Contributor Trait: Every person may take a pen from the office without realising it. This could happen when you are dashing out to a meeting. The contributor knows that by returning something as small as the pen to the office, overhead costs are being contained, and that improves the profitability of the business. Itmayseemlikeasmall action, but as the saying goes: Look after the pennies, and the pounds will look after themselves. To put that into perspective, consider what the company needs to turnover before it’s at break even.

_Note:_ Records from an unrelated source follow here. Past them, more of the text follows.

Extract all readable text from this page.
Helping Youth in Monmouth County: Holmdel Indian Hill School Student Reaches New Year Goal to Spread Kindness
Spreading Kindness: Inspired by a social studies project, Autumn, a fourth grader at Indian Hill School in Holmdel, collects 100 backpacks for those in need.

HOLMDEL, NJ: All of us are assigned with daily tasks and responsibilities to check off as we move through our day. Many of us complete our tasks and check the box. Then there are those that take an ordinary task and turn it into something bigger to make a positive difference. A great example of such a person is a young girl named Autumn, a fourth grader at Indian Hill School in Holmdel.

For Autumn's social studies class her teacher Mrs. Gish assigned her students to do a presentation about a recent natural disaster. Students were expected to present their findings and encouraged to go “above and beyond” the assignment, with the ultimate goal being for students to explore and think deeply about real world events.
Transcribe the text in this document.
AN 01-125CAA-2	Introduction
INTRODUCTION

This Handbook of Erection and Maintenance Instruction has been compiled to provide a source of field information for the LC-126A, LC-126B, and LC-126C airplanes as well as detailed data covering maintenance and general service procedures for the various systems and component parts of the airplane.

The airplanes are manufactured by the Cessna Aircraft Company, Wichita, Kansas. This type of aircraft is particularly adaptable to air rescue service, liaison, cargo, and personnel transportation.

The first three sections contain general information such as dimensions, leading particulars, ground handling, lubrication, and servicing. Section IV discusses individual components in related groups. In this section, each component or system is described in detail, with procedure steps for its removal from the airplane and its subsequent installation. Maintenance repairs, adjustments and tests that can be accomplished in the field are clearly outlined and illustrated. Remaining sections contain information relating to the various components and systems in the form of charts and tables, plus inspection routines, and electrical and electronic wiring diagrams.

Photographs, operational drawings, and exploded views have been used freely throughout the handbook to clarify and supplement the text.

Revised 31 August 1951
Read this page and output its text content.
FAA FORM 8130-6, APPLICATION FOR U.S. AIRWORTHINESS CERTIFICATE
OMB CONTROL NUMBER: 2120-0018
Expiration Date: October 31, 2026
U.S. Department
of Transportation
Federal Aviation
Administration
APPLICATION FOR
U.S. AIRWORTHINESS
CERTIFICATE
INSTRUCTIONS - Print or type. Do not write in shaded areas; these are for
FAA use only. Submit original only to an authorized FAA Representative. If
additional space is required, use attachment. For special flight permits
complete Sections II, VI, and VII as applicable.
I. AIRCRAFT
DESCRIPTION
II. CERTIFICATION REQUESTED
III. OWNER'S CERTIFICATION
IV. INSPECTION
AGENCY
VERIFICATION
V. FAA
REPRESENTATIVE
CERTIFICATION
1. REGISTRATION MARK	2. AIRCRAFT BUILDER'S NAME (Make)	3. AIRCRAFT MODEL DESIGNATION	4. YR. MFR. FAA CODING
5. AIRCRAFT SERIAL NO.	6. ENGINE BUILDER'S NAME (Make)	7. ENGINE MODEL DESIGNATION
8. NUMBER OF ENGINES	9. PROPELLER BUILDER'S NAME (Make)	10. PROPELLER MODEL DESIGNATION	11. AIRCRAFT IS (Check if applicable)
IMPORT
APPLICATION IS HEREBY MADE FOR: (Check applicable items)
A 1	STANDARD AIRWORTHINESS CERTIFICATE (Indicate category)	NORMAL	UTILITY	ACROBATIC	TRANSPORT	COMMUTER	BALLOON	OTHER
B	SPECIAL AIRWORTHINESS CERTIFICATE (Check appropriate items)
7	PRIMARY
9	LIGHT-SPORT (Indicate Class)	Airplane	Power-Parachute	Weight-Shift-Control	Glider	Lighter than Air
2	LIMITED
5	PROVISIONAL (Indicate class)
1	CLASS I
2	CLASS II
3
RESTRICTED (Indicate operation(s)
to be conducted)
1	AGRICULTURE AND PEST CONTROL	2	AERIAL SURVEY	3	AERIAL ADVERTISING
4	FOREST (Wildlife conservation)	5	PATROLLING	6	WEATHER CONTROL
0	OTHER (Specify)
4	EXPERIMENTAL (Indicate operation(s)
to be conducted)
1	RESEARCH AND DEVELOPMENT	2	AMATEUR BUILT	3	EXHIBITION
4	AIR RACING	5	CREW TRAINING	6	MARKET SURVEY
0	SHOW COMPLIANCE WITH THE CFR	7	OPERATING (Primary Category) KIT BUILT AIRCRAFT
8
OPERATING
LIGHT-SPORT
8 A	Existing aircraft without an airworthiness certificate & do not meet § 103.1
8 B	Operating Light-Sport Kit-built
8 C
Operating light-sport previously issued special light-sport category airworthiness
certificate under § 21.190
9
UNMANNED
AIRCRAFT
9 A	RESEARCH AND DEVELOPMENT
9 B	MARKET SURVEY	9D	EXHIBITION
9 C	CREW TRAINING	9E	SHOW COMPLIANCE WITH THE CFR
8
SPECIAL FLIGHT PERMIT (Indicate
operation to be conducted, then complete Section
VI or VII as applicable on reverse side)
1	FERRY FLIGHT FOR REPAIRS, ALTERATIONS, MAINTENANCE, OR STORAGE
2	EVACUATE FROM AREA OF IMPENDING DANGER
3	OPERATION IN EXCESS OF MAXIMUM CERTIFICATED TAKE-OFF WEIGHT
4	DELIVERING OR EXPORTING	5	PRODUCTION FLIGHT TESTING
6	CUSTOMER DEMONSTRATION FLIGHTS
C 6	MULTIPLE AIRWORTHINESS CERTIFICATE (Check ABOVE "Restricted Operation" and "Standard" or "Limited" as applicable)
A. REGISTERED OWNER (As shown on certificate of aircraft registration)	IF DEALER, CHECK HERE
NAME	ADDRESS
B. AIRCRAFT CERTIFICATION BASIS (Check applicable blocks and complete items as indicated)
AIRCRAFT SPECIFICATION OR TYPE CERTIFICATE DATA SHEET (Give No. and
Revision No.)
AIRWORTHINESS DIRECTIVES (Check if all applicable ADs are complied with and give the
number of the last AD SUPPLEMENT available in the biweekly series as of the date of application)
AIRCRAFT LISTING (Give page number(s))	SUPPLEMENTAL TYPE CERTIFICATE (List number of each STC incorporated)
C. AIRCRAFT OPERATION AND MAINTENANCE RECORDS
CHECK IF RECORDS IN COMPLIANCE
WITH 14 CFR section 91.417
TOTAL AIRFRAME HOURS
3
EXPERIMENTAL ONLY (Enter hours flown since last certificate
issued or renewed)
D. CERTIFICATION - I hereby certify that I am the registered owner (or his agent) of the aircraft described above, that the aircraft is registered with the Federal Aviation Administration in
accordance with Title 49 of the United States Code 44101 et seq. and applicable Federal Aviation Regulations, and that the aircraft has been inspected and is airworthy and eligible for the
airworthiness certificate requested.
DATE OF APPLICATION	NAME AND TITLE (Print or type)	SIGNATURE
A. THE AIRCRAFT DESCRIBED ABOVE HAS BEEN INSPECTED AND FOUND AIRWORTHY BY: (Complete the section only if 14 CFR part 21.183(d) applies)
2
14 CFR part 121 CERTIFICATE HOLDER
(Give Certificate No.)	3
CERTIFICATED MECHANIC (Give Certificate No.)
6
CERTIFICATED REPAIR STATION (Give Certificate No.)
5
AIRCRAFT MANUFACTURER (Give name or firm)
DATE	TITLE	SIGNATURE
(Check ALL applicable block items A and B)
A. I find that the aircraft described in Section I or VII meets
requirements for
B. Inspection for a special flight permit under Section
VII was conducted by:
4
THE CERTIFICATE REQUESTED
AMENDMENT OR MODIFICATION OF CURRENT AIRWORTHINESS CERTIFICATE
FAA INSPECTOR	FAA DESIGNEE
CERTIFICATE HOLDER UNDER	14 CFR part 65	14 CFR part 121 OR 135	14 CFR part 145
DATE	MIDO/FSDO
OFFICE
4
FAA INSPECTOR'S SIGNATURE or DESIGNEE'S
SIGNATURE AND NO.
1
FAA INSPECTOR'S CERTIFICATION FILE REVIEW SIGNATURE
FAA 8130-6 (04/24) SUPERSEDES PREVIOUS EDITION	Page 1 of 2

Parasitic Trait: Wednesdays makes you sick
Sick days are vital for each and every person, we never know if our physical or mental health will fail us. This is all good and well, yet parasites will abuse this system by taking time off when they don’t really need to. Wednesdays are especially popular because, generally speaking, no doctors note is required. Not only does this absenteeism add pressure to the team but costs the company and by proxy the economy millions every year.
In fact, ‘According to Occupational Care South Africa (OCSA), absenteeism costs the South African economy between R12 - R16 billion per year, and the Human Capital Review estimates it to be an even higher at R19,144 billion annually**.
Contributor Trait: We need to consider the impact of consistent absenteeism. Everyone needs a day off but the contributor balances this need with the needs of the entire company.
Parasitic Trait: You don’t like change
As an employee, there is an unwritten expectation of proactiveness. Do you suggest processes and make them more efficient or do you ignore the problem as it ensures you look busy?
Contributor Trait: Change is everywhere, and it is up to us to embrace it. Changing from a manual, paper-based work environment to that of a total business solution, such as BuzzApex, creates greater accountability and efficiency. Efficiency doesn’t suggest that we lose enjoyment and growth in what’s being asked of us, in fact, it should benefit both the employer and the employee.
Parasitic Trait: You are popular
Company morale and culture plays a massive role in contributing to the success or failure of a business. Those work relationships we foster do make a difference to our life at work. Work wives, husbands and BFF’s motivate or deflate us through the tough days. The time wasted with meaningless chatter does little more than defer a result. It also engages the person they speaking to as it has a domino effect. Over time these interactions add up to many hours even days across the year, whereas contributors strike the right balance.
Contributor Trait: You are part of the team, you enjoy the social element of work, but you also realise that if you aren’t productive you are putting your livelihood and that of others on the line.
In business, the ultimate parasite is waste and a lack of control which is why embracing an online business management platform such as BuzzApex, which clearly articulates roles and responsibilities within jobs make so much sense. Whilst it won't solve every undesirable condition it will highlight the areas requiring attention by management and their employees. It does this by providing the platform where management makes management expectations clear through the controls on offer.
“At some point in time, the parasites will overwhelm contributors if left to their own devices and the list of liquidations of previously successful businesses is long and well documented. No business can afford costs greater than the sum of its production for protracted periods. Should unemployment subsequently arise, the question has to be asked: were you a parasite or a contributor? “concludes Radmore.